I’ve admitted this before, but it bears repeating: I just don’t think Sherlock Holmes is that great. The mysteries always strike me as too esoteric to be solved by ordinary humans, and Sherlock is annoyingly, downright inhumanly, right all the time. However, almost every other mystery lover loves Sherlock, so I decided to watch “The Hound of the Baskervilles” (1939) on the off chance that everyone else might be right. Heh.

The “Hound” in question is apparently haunting the Baskerville family; when one Sir Baskerville is killed by the Hound, the next in line is Henry, who arrives from Canada to claim his estate. Waiting to greet him are friendly neighbors, suspicious servants, a curmudgeon, and Shelock Holmes and Mr. Watson.

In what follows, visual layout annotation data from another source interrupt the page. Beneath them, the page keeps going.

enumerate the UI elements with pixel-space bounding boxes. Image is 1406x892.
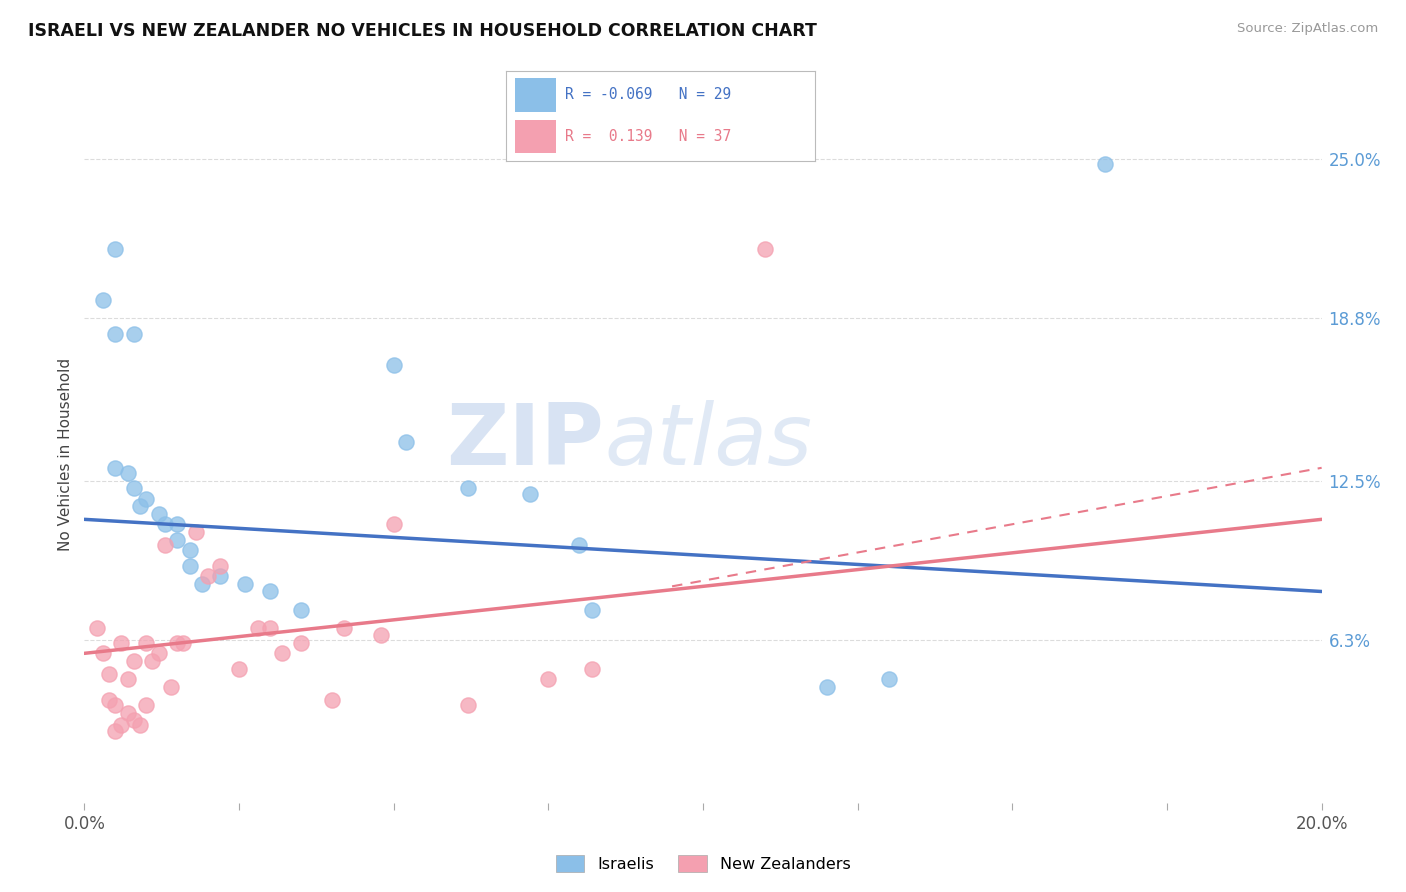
Point [568,538,591,552]
Point [209,569,232,583]
Point [117,466,139,480]
Point [141,654,163,668]
Point [135,698,157,712]
Text: atlas: atlas [605,400,813,483]
Point [135,636,157,650]
Point [259,621,281,635]
Point [98,667,121,681]
Point [370,628,392,642]
Point [179,543,201,558]
Point [110,718,132,732]
Point [321,692,343,706]
Bar [516,120,555,153]
Bar [516,78,555,112]
Point [395,435,418,450]
Point [184,525,207,540]
Point [166,533,188,547]
Point [519,486,541,500]
Text: Source: ZipAtlas.com: Source: ZipAtlas.com [1237,22,1378,36]
Point [129,718,152,732]
Point [877,672,900,686]
Text: ISRAELI VS NEW ZEALANDER NO VEHICLES IN HOUSEHOLD CORRELATION CHART: ISRAELI VS NEW ZEALANDER NO VEHICLES IN … [28,22,817,40]
Point [104,460,127,475]
Point [457,482,479,496]
Point [110,636,132,650]
Point [148,507,170,521]
Point [135,491,157,506]
Point [581,662,603,676]
Point [86,621,108,635]
Point [179,558,201,573]
Point [1094,157,1116,171]
Point [104,242,127,256]
Text: R = -0.069   N = 29: R = -0.069 N = 29 [565,87,731,102]
Point [382,358,405,372]
Point [166,636,188,650]
Point [122,482,145,496]
Text: R =  0.139   N = 37: R = 0.139 N = 37 [565,129,731,144]
Point [228,662,250,676]
Y-axis label: No Vehicles in Household: No Vehicles in Household [58,359,73,551]
Point [98,692,121,706]
Point [815,680,838,694]
Point [333,621,356,635]
Point [153,538,176,552]
Point [172,636,194,650]
Text: ZIP: ZIP [446,400,605,483]
Point [290,636,312,650]
Point [537,672,560,686]
Point [117,706,139,720]
Point [104,698,127,712]
Point [129,500,152,514]
Point [122,654,145,668]
Point [290,602,312,616]
Point [122,326,145,341]
Point [246,621,269,635]
Point [104,723,127,738]
Point [104,326,127,341]
Legend: Israelis, New Zealanders: Israelis, New Zealanders [550,849,856,879]
Point [209,558,232,573]
Point [271,646,294,660]
Point [153,517,176,532]
Point [160,680,183,694]
Point [122,714,145,728]
Point [382,517,405,532]
Point [166,517,188,532]
Point [197,569,219,583]
Point [259,584,281,599]
Point [581,602,603,616]
Point [91,293,114,308]
Point [91,646,114,660]
Point [754,242,776,256]
Point [457,698,479,712]
Point [233,576,256,591]
Point [191,576,214,591]
Point [148,646,170,660]
Point [117,672,139,686]
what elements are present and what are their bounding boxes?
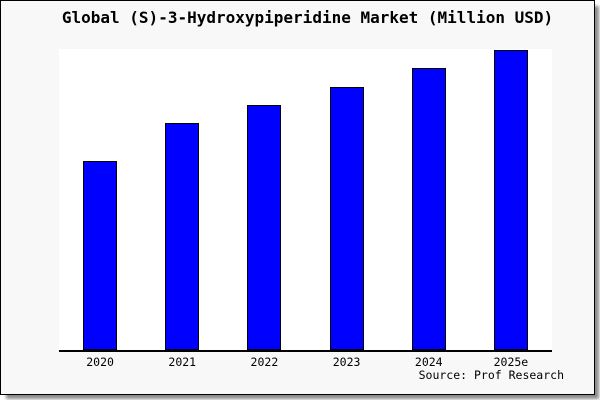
bar-2021 [165, 123, 199, 350]
bar-2025e [494, 50, 528, 350]
x-tick-label-2023: 2023 [332, 355, 361, 369]
x-axis-labels: 2020 2021 2022 2023 2024 2025e [59, 355, 552, 369]
bar-2020 [83, 161, 117, 350]
x-tick-label-2025e: 2025e [493, 355, 529, 369]
x-tick-label-2021: 2021 [168, 355, 197, 369]
source-label: Source: Prof Research [418, 368, 564, 382]
chart-title: Global (S)-3-Hydroxypiperidine Market (M… [61, 8, 554, 27]
plot-area [59, 49, 552, 352]
bar-2022 [247, 105, 281, 350]
chart-frame: Global (S)-3-Hydroxypiperidine Market (M… [0, 0, 595, 395]
bar-2023 [330, 87, 364, 350]
x-tick-label-2024: 2024 [414, 355, 443, 369]
bar-2024 [412, 68, 446, 350]
x-tick-label-2022: 2022 [250, 355, 279, 369]
x-tick-label-2020: 2020 [86, 355, 114, 369]
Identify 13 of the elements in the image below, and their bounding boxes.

For some reason it is always foggy at the Baskerville estate, and despite the fog and the Hound, people insist upon walking on the moors, frequently alone and usually at night. Will the Hound get young Henry as well?

Basil Rathbone’s Sherlock is kind of silly, which I didn’t expect, but that did help make the character’s smug omnipotence a bit tongue-in-cheek and therefore less annoying than some of the other Sherlock iterations I’ve come across.

Although the whole thing was a bit unbelievable, I liked the movie more than I thought I would. But I still like Robert Downey Jr.’s “Sherlock” better.